Will Tipperary hurlers crack Waterford code?

Striking, eh? It’s from TG4’s coverage of last month’s quarter-final against Galway at Walsh Park and it doesn’t need much in the way of annotation.
Six Waterford men, not including the goalkeeper, inside their own 45’; three more in the vicinity of the Galway player (Andy Smith) in possession; and, all told, four spare white shirts in shot. This is Waterford 2015.
Bodies everywhere except in the other half of the field. Hurling’s latest intellectual puzzle. Here we are now, deconstruct us.
It’s quite the mission statement and in addition to accusations along the lines of “the new Donegal” it’s led, rather less sensationally, to a striking reaction from Limerick’s Seamus Hickey.
Waterford, he asserted recently, are “an interesting team” and not one he wanted to face again any time soon.

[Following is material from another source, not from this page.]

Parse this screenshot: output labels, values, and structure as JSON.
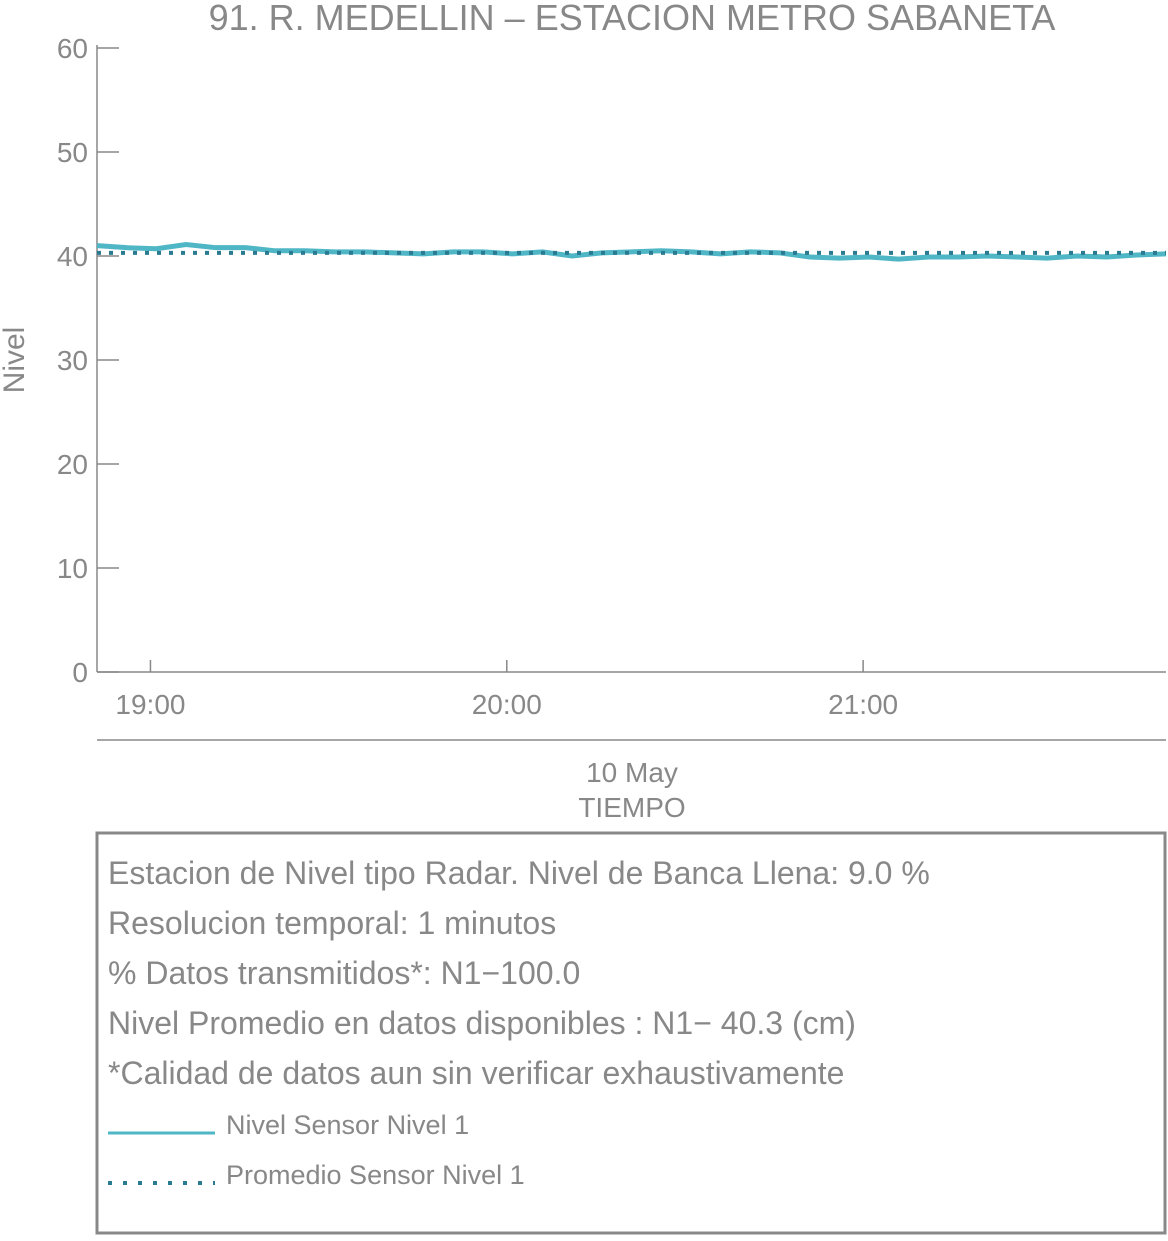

Fair enough, “interesting” may not be a huge compliment in hurling terms. There is no such entity in hurling as an interesting unsuccessful team, and Waterford-as-interesting may well prove to be little more than a mild passing phenomenon.
Chances are that in four months time they’ll be out of the championship and we’ll have long forgotten how intriguing they once appeared to be.
For the moment they remain an unusual organism, scarcely exotic but well worthy nonetheless of being placed on a petri dish, there to be poked and prodded and examined through a microscope. Such will be the case tomorrow. There won’t be a prospective championship opponent in Munster who won’t record the match and treat it to several viewings.
How do Waterford kill space in defence? Of what length, line and angle are their clearances? What particular areas of space do Jake Dillon and his colleagues – frequently “this colleague” — colonise in an underpopulated forward line and at what angle do they attack the sliotar? How should the opposition midfielders and half-backs deploy with a view to closing them down? And so on.
Derek McGrath’s thinking is not hard to discern. Developing teams require delicate nurturing. Delicate nurturing is incompatible with the mishaps of last year’s league campaign, in particular the five goals shipped in Ennis and the four goals conceded in Nowlan Park.
The current Déise configuration may not be easy on the eye but it’s a comfort blanket for a bunch of youngsters who’ll inevitably make mistakes, and McGrath’s priority is – rightly — the confidence and well-being of his players rather than the edification of the paying customers.
The big-picture stuff. The problem with quid pro quo deals is that, while not involving supping with long spoons, they still necessitate trading arrangements with those unsleeping gentlemen of business named Peter and Paul.
A gameplan based on superior fitness, quick striking and precision deliveries has by its nature a finite shelf life. Defending in depth means attacking on the run in flying columns, with a minimum of crumbs allowed fall from the table.
Nine or ten wides is four or five too many, and God help a defensively configured team that ends up having to chase the game. Waterford can win matches in springtime partly by virtue of being the fitter outfit; that advantage will have disappeared by high summer.
That they won’t win the All-Ireland this year is neither here nor there. McGrath isn’t trying to win the 2015 All-Ireland. What he’s trying to do is position Waterford to win, say, the 2018 All-Ireland. In a colleges setting McGrath was the messiah with De La Salle.
In the intercounty arena the most he’ll amount to with Waterford is John the Baptist: the manager before the manager who leads them to All-Ireland glory, or perhaps even the manager before that. One suspects he doesn’t really mind.
So Waterford, broadly like Clare 2013, set up with bolts on every door and a state of the art alarm system. Grand. Whatever floats one’s boat. Whatever a manager believes he has to do to win, or at any rate to be competitive. Relax.
Hurling is not becoming the new football, the Déise have not been transmogrified into Inter Milan circa 1965 and the Four Horsemen of the Apocalypse are not togging out in the Walsh Park dressing rooms even as we speak, bent on laying waste to an unsuspecting land.
Tipp? The overturning of Seamus Callanan’s suspension rights what looked a serious injustice and may assist in tilting the balance tomorrow. Noel McGrath’s misfortune had already robbed them of one of their point scorers; Callanan’s return means that they won’t be shorn of their leading goal threat too.
Tipperary routinely break the 20-point barrier when it comes to raising white flags. If they break the 20-point barrier here there’ll be nothing routine about it. They’ll break it because they’ve earned it and because, in this instance, Waterford have made them earn it.
Whether it happens tomorrow or down the line, someone will crack Waterford’s code. They’ll play their way through them or around them or over them and Derek McGrath will have to go away and do some thinking and return with an upgraded model, complete with new improved bells and whistles. It is part of the warp and weft, the action and reaction, of team sport.
But hurling folk should be glad of McGrath, glad, a la Davy Fitz two years ago, somebody else out there has the imagination to try something different, heedless of the usual guff about “playing your position”. One of the drawbacks with hurling was not that it was too tactical. It was wasn’t tactical enough.